Fordham University has named David A. Gautschi, Ph.D., the new dean of its Graduate School of Business Administration (GBA), according to Stephen Freedman, Ph.D., senior vice president/chief academic officer, an appointment that will take effect July 1, 2010. He replaces Robert Himmelberg, Ph.D., who has served as interim dean for the past year.

Gautschi comes to Fordham from the Lally School of Management at Rensselaer Polytechnic Institute (RPI), in Troy, New York, where he has served since 2005 as dean and professor of marketing and business economics. He is also the acting director of the Severino Center for Technological Entrepreneurship at RPI.

“It would be hard to overstate the importance of David Gautschi’s appointment as dean of GBA,” said Joseph M. McShane, S.J., president of Fordham University. “Dr. Gautschi comes to us at a time when the Graduate School of Business Administration is poised to scale the heights. The coming years will bring many changes to the business landscape, along with many challenges and opportunities  for business educators. Dr. Gautschi’s leadership, his experience, and his wisdom make him the ideal candidate to guide GBA though the next decade.”

Gautschi, who earned a Ph.D. in business administration from the University of California at Berkeley, has extensive experience in business and business education. He co-founded and managed the French firm PRISM, which offered marketing decision support systems and industry-specific market simulation models. Likewise, he was co-founder and co-managing partner at Janus Enterprise International, in Seattle, which provided contract research, management development, market systems analysis and research for clients in the United States, Europe and Asia. He was also firm director of the National eCenter and Management Solutions and Services for the West Sector at Deloitte & Touche LLP, and director of research at CCG Group LLC.

Under Gautschi’s leadership, the Lally School of Management  RPI effectively repositioned itself around technological innovation and entrepreneurship, finance and global business in the political economy.  There he oversaw an impressive increase in research productivity and worked closely with small faculty teams to create new interdisciplinary programs, including the M.S. in Financial Engineering and Risk Analytics and the M.S. in Technology Commercialization and Entrepreneurship.

At the Lally School he also engaged alumni and the business community in creative new partnerships, including the launch of an innovative roundtable on global business and technology in Wolfsberg, Switzerland, with international academic and business partners.

Gautschi began his academic career at the Graduate School of Business and Public Administration (now the Johnson Graduate School of Management) at Cornell University. He served as associate professor of marketing at the Institut Européen d’Administration des Affaires (INSEAD) in Fontainebleau, France, where he designed and directed various executive programs.

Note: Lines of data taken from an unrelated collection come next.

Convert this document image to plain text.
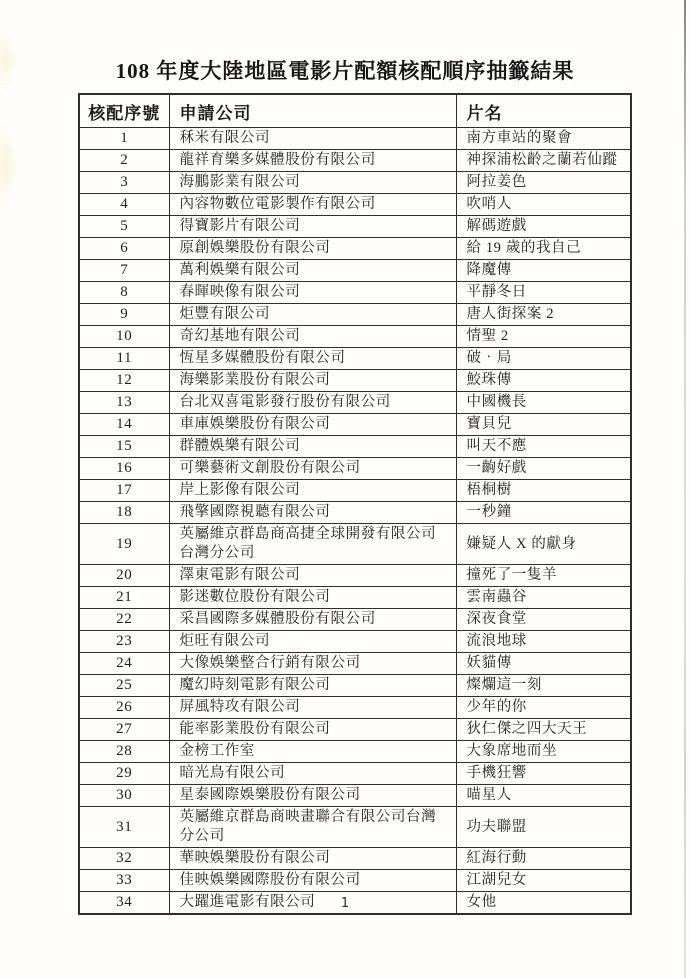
108 年度大陸地區電影片配額核配順序抽籤結果
核配序號	申請公司	片名
1	秝米有限公司	南方車站的聚會
2	龍祥育樂多媒體股份有限公司	神探浦松齡之蘭若仙蹤
3	海鵬影業有限公司	阿拉姜色
4	內容物數位電影製作有限公司	吹哨人
5	得寶影片有限公司	解碼遊戲
6	原創娛樂股份有限公司	給 19 歲的我自己
7	萬利娛樂有限公司	降魔傳
8	春暉映像有限公司	平靜冬日
9	炬豐有限公司	唐人街探案 2
10	奇幻基地有限公司	情聖 2
11	恆星多媒體股份有限公司	破‧局
12	海樂影業股份有限公司	鮫珠傳
13	台北双喜電影發行股份有限公司	中國機長
14	車庫娛樂股份有限公司	寶貝兒
15	群體娛樂有限公司	叫天不應
16	可樂藝術文創股份有限公司	一齣好戲
17	岸上影像有限公司	梧桐樹
18	飛擎國際視聽有限公司	一秒鐘
19	英屬維京群島商高捷全球開發有限公司台灣分公司	嫌疑人 X 的獻身
20	澤東電影有限公司	撞死了一隻羊
21	影迷數位股份有限公司	雲南蟲谷
22	采昌國際多媒體股份有限公司	深夜食堂
23	炬旺有限公司	流浪地球
24	大像娛樂整合行銷有限公司	妖貓傳
25	魔幻時刻電影有限公司	燦爛這一刻
26	屏風特攻有限公司	少年的你
27	能率影業股份有限公司	狄仁傑之四大天王
28	金榜工作室	大象席地而坐
29	暗光鳥有限公司	手機狂響
30	星泰國際娛樂股份有限公司	喵星人
31	英屬維京群島商映畫聯合有限公司台灣分公司	功夫聯盟
32	華映娛樂股份有限公司	紅海行動
33	佳映娛樂國際股份有限公司	江湖兒女
34	大躍進電影有限公司	女他
1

He has also taught at the Theseus Institute in Sophia Antipolis, France, and at the School of Organization and Management at Yale University.

During his career, Gautschi has taught a broad range of courses at the M.B.A. and Ph.D. levels, in which he draws heavily on his research into the optimization of marketing decisions, choice models, and retailing and marketing systems, as well as his experience in industry and entrepreneurship. He served as associate professor and later professor of marketing and international business at the University of Washington’s School of Business Administration in Seattle, where he founded the school’s Global Information and Telecommunications Forum, and served as its faculty director. In 1997, he was named Kirby Cramer Scholar in Marketing and International Business and directed the Center for International Business Education and Research.

Gautschi will work closely with Donna Rappacioli, Ph.D., dean of the faculty of business and dean of the College of Business Administration.  He is strongly committed to exploring the role of the Schools of Business Administration within the University and, in particular, within a Jesuit institution whose commitment to social justice undergirds its highest aspirations.

“Dr. David A. Gautschi is exactly the kind of leader we’d hoped to find for GBA,” Freedman said. “He is not only a highly accomplished educator and administrator, but an entrepreneurial thinker and innovator. In him we gain a breadth of experience and an international perspective that will serve our students and faculty extremely well.”